The answer, she says, is hidden in a pigment, astaxanthin, which is found in large quantities in lobsters.
Light, rainbow of colors
Before we can explain what causes lobsters to blush, we must first understand what makes the things we see appear one color instead of another.
White light is actually a mixture of lights, made up of seven primary colors (violet, indigo, blue, green, yellow, orange, red). Combined together, they appear to us white. Nature sometimes gives us good evidence of this when it rains. When sunlight (white) passes through water droplets, each color separates – a process called refraction – to form a rainbow.
Although the colors in white light are often invisible, it is the color of the world around us.
A green apple seems to us green since all the colors of the rainbow in the light that hits it are absorbed, except for those that give color to the apple. This light is reflected, reaching our eyes which we perceive as green. In the same way, with the red apple, it is this color that bounces while the fruit absorbs all the other colors.
And lobsters in all of this? up there.
The story of protein and heat
As described earlier, the red color of cooked lobsters is explained by astaxanthin, a molecule of the carotene family. In its natural state, this dye is similar to that which gives the orange color to carrots.
In the shell of a live crab, the dye takes on a dark, multi-colored color due to the “protein prison” in which it finds itself.
Audrey Morris explains, “When astaxanthin is combined with these proteins, it distorts and twists, and its color can range from blue to yellow. When lobsters are alive, you see all these different colors and lobsters look brown to us.”
However, when cooking lobsters, the color changes because the proteins wrapped around astaxanthin are damaged by heat.
Thus, the pigment is freed from its shackles, and restores its natural shape from an elongated rod, changing the color of the light that it absorbs and reflects. In this case, astaxanthin absorbs all colors of the light spectrum, except for those responsible for the red-orange color known as cooked lobsters.
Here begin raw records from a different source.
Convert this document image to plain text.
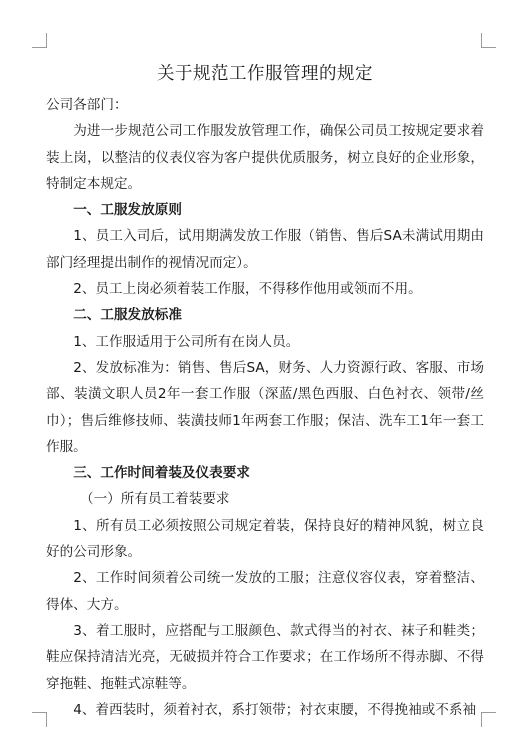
关于规范工作服管理的规定

公司各部门：

为进一步规范公司工作服发放管理工作，确保公司员工按规定要求着装上岗，以整洁的仪表仪容为客户提供优质服务，树立良好的企业形象，特制定本规定。

一、工服发放原则

1、员工入司后，试用期满发放工作服（销售、售后SA未满试用期由部门经理提出制作的视情况而定）。

2、员工上岗必须着装工作服，不得移作他用或领而不用。

二、工服发放标准

1、工作服适用于公司所有在岗人员。

2、发放标准为：销售、售后SA，财务、人力资源行政、客服、市场部、装潢文职人员2年一套工作服（深蓝/黑色西服、白色衬衣、领带/丝巾）；售后维修技师、装潢技师1年两套工作服；保洁、洗车工1年一套工作服。

三、工作时间着装及仪表要求

（一）所有员工着装要求

1、所有员工必须按照公司规定着装，保持良好的精神风貌，树立良好的公司形象。

2、工作时间须着公司统一发放的工服；注意仪容仪表，穿着整洁、得体、大方。

3、着工服时，应搭配与工服颜色、款式得当的衬衣、袜子和鞋类；鞋应保持清洁光亮，无破损并符合工作要求；在工作场所不得赤脚、不得穿拖鞋、拖鞋式凉鞋等。

4、着西装时，须着衬衣，系打领带；衬衣束腰，不得挽袖或不系袖
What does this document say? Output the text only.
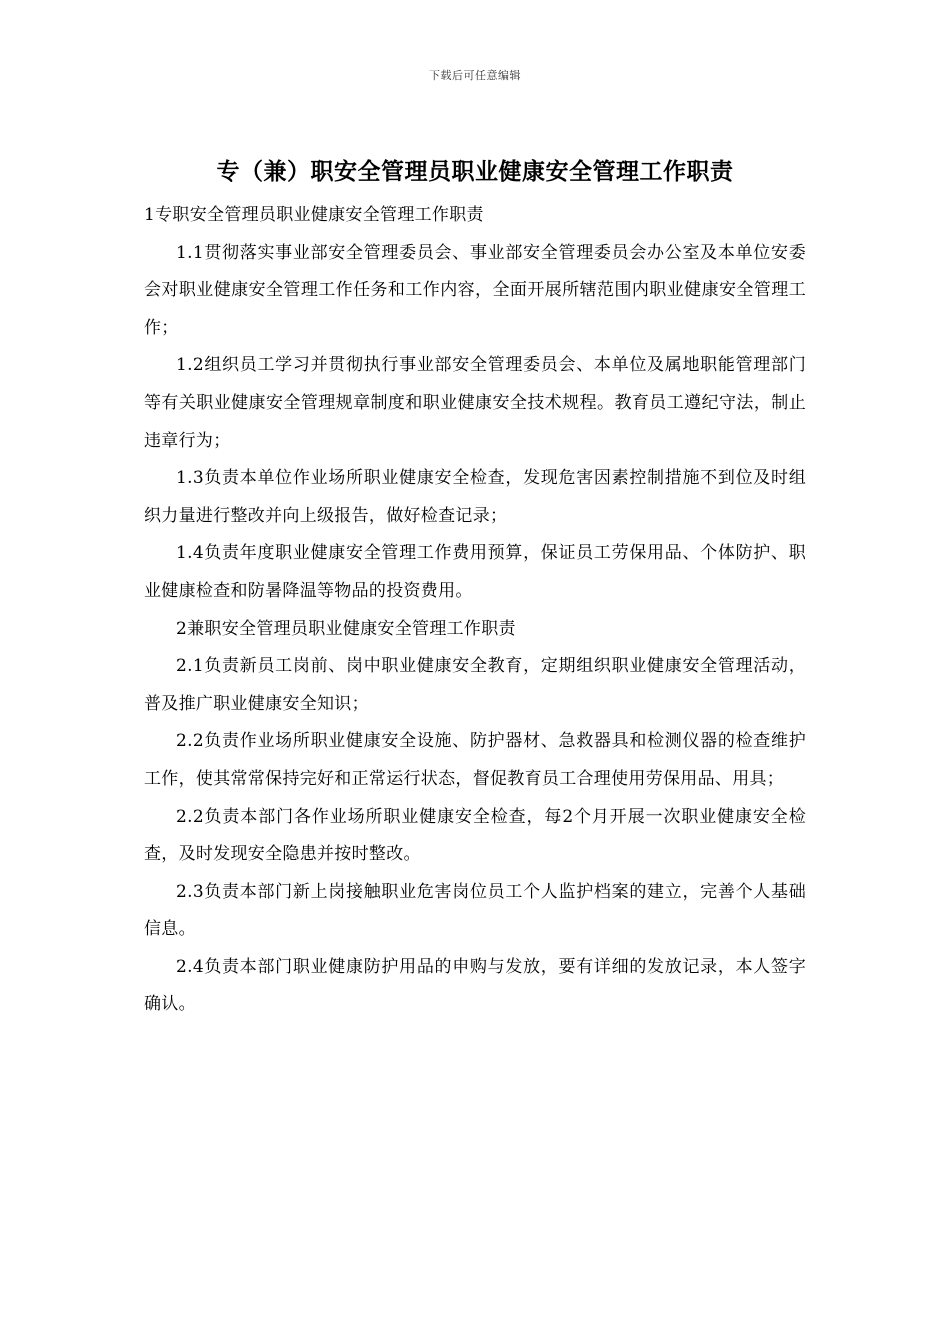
下载后可任意编辑
专（兼）职安全管理员职业健康安全管理工作职责

1专职安全管理员职业健康安全管理工作职责

1.1贯彻落实事业部安全管理委员会、事业部安全管理委员会办公室及本单位安委会对职业健康安全管理工作任务和工作内容，全面开展所辖范围内职业健康安全管理工作；

1.2组织员工学习并贯彻执行事业部安全管理委员会、本单位及属地职能管理部门等有关职业健康安全管理规章制度和职业健康安全技术规程。教育员工遵纪守法，制止违章行为；

1.3负责本单位作业场所职业健康安全检查，发现危害因素控制措施不到位及时组织力量进行整改并向上级报告，做好检查记录；

1.4负责年度职业健康安全管理工作费用预算，保证员工劳保用品、个体防护、职业健康检查和防暑降温等物品的投资费用。

2兼职安全管理员职业健康安全管理工作职责

2.1负责新员工岗前、岗中职业健康安全教育，定期组织职业健康安全管理活动，普及推广职业健康安全知识；

2.2负责作业场所职业健康安全设施、防护器材、急救器具和检测仪器的检查维护工作，使其常常保持完好和正常运行状态，督促教育员工合理使用劳保用品、用具；

2.2负责本部门各作业场所职业健康安全检查，每2个月开展一次职业健康安全检查，及时发现安全隐患并按时整改。

2.3负责本部门新上岗接触职业危害岗位员工个人监护档案的建立，完善个人基础信息。

2.4负责本部门职业健康防护用品的申购与发放，要有详细的发放记录，本人签字确认。
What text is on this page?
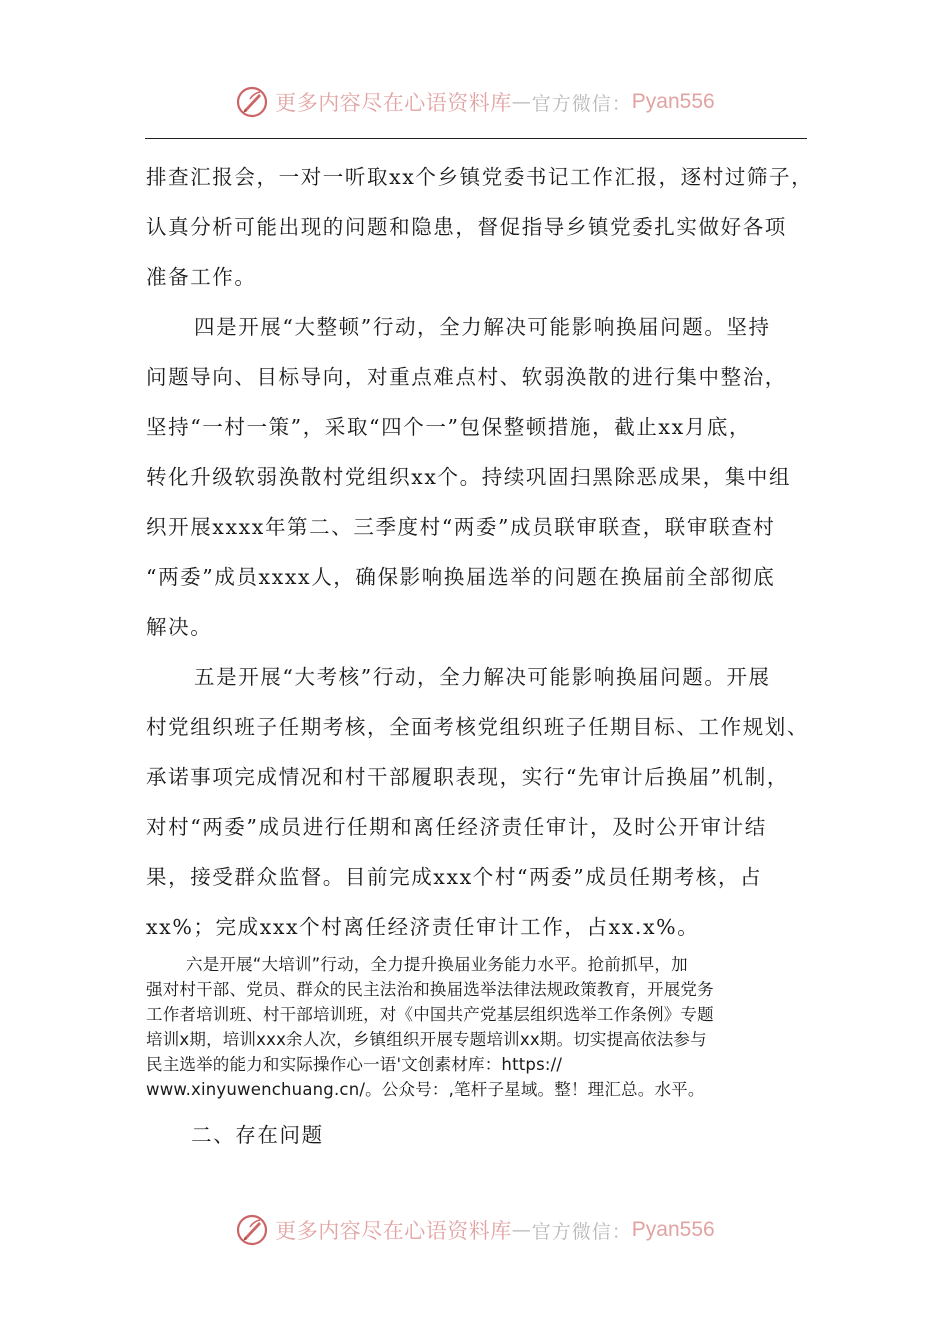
更多内容尽在心语资料库 — 官方微信： Pyan556

排查汇报会，一对一听取xx个乡镇党委书记工作汇报，逐村过筛子，
认真分析可能出现的问题和隐患，督促指导乡镇党委扎实做好各项
准备工作。

四是开展“大整顿”行动，全力解决可能影响换届问题。坚持
问题导向、目标导向，对重点难点村、软弱涣散的进行集中整治，
坚持“一村一策”，采取“四个一”包保整顿措施，截止xx月底，
转化升级软弱涣散村党组织xx个。持续巩固扫黑除恶成果，集中组
织开展xxxx年第二、三季度村“两委”成员联审联查，联审联查村
“两委”成员xxxx人，确保影响换届选举的问题在换届前全部彻底
解决。

五是开展“大考核”行动，全力解决可能影响换届问题。开展
村党组织班子任期考核，全面考核党组织班子任期目标、工作规划、
承诺事项完成情况和村干部履职表现，实行“先审计后换届”机制，
对村“两委”成员进行任期和离任经济责任审计，及时公开审计结
果，接受群众监督。目前完成xxx个村“两委”成员任期考核，占
xx%；完成xxx个村离任经济责任审计工作，占xx.x%。

六是开展“大培训”行动，全力提升换届业务能力水平。抢前抓早，加
强对村干部、党员、群众的民主法治和换届选举法律法规政策教育，开展党务
工作者培训班、村干部培训班，对《中国共产党基层组织选举工作条例》专题
培训x期，培训xxx余人次，乡镇组织开展专题培训xx期。切实提高依法参与
民主选举的能力和实际操作心一语'文创素材库：https://
www.xinyuwenchuang.cn/。公众号：,笔杆子星域。整！理汇总。水平。

二、存在问题

更多内容尽在心语资料库 — 官方微信： Pyan556
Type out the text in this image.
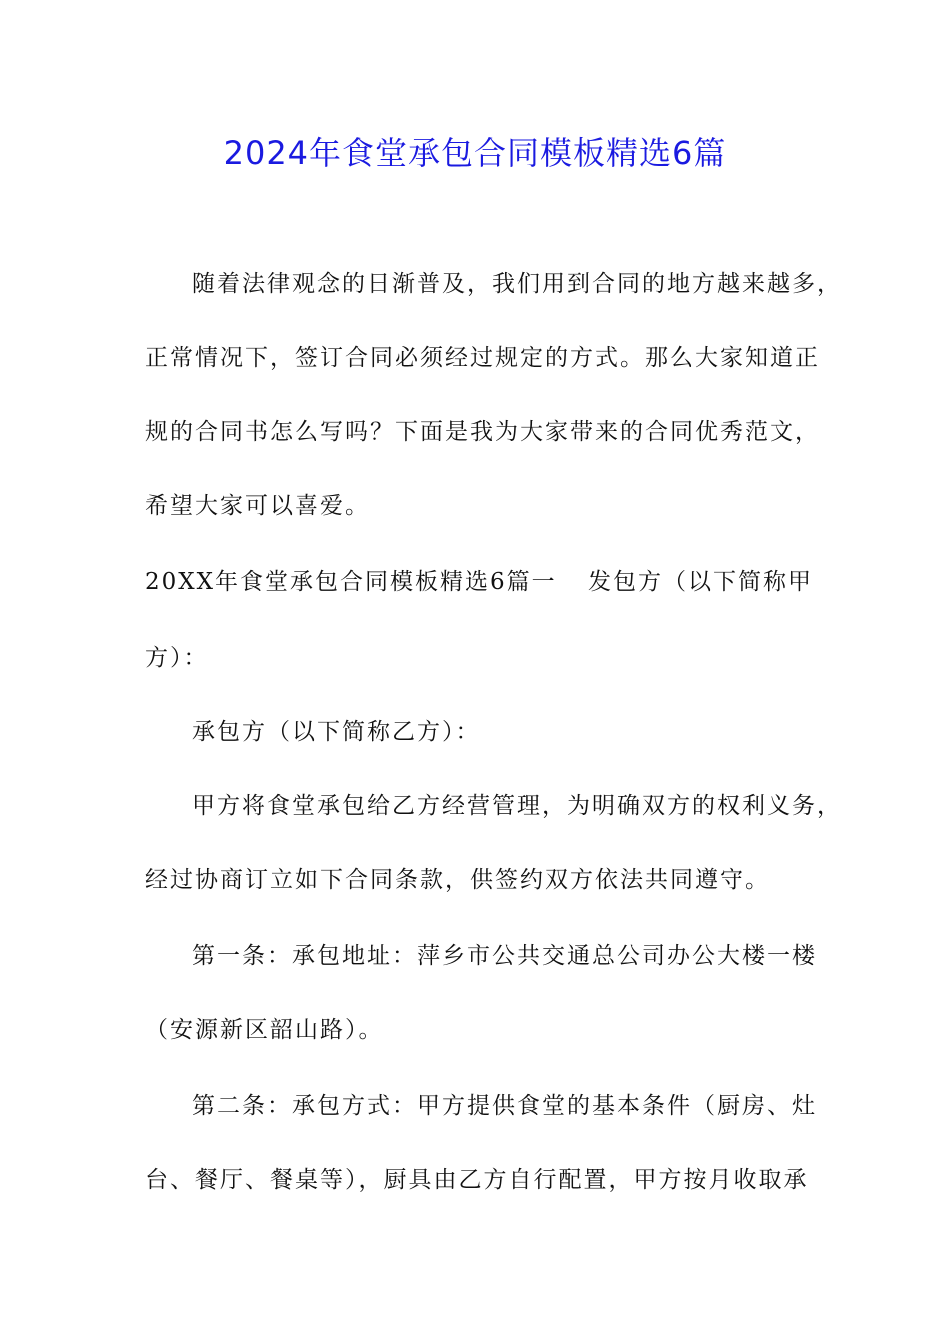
2024年食堂承包合同模板精选6篇

随着法律观念的日渐普及，我们用到合同的地方越来越多，

正常情况下，签订合同必须经过规定的方式。那么大家知道正

规的合同书怎么写吗？下面是我为大家带来的合同优秀范文，

希望大家可以喜爱。

20XX年食堂承包合同模板精选6篇一 发包方（以下简称甲

方）：

承包方（以下简称乙方）：

甲方将食堂承包给乙方经营管理，为明确双方的权利义务，

经过协商订立如下合同条款，供签约双方依法共同遵守。

第一条：承包地址：萍乡市公共交通总公司办公大楼一楼

（安源新区韶山路）。

第二条：承包方式：甲方提供食堂的基本条件（厨房、灶

台、餐厅、餐桌等），厨具由乙方自行配置，甲方按月收取承
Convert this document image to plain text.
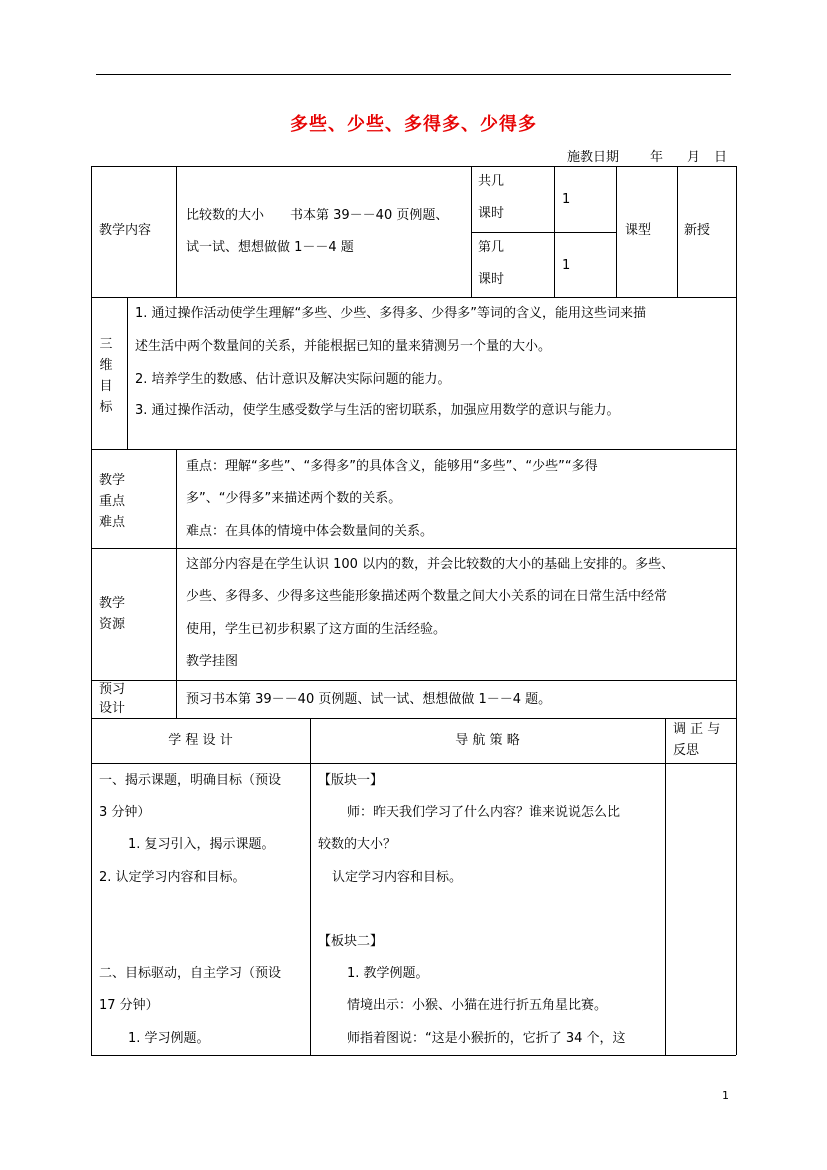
多些、少些、多得多、少得多
施教日期 年 月 日
教学内容
比较数的大小　　书本第 39－－40 页例题、
试一试、想想做做 1－－4 题
共几
课时
1
第几
课时
1
课型	新授
三
维
目
标
1. 通过操作活动使学生理解“多些、少些、多得多、少得多”等词的含义，能用这些词来描
述生活中两个数量间的关系，并能根据已知的量来猜测另一个量的大小。
2. 培养学生的数感、估计意识及解决实际问题的能力。
3. 通过操作活动，使学生感受数学与生活的密切联系，加强应用数学的意识与能力。
教学
重点
难点
重点：理解“多些”、“多得多”的具体含义，能够用“多些”、“少些”“多得
多”、“少得多”来描述两个数的关系。
难点：在具体的情境中体会数量间的关系。
教学
资源
这部分内容是在学生认识 100 以内的数，并会比较数的大小的基础上安排的。多些、
少些、多得多、少得多这些能形象描述两个数量之间大小关系的词在日常生活中经常
使用，学生已初步积累了这方面的生活经验。
教学挂图
预习
设计
预习书本第 39－－40 页例题、试一试、想想做做 1－－4 题。
学 程 设 计	导 航 策 略
调 正 与
反思
一、揭示课题，明确目标（预设
3 分钟）
1. 复习引入，揭示课题。
2. 认定学习内容和目标。
二、目标驱动，自主学习（预设
17 分钟）
1. 学习例题。
【版块一】
师：昨天我们学习了什么内容？谁来说说怎么比
较数的大小？
认定学习内容和目标。
【板块二】
1. 教学例题。
情境出示：小猴、小猫在进行折五角星比赛。
师指着图说：“这是小猴折的，它折了 34 个，这
1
And blue lobsters in all of this?
Some lobsters look blue because the proteins that wrap around the astaxanthin have wrapped them in such a way that the dye now absorbs all but the blue. When the dye is denatured to the limit, it looks very, very blue,” Morris adds.
And if you immerse a blue lobster in a pot of boiling water, it will turn red for the same reasons. Under the influence of heat, the dye is released from its protein prison and restores its natural shape and color.
Albino lobsters
It also happens that fishermen end up with white lobsters in their cages.
Again, it is astaxanthin that is involved, but indirectly. In this white lobster, a genetic mutation prevents it from producing astaxanthin. They are devoid of natural pigment, therefore they appear white.
Likewise, people with albinism have very white skin because the genetic mutation means they are unable to produce melanin, the pigment in the skin.
A journalist at Acadie Nouvelle, Justin Dupuis holds a master’s degree in molecular biology. Every Saturday, he responds to the reader. You can send your question to him at the following address: [email protected]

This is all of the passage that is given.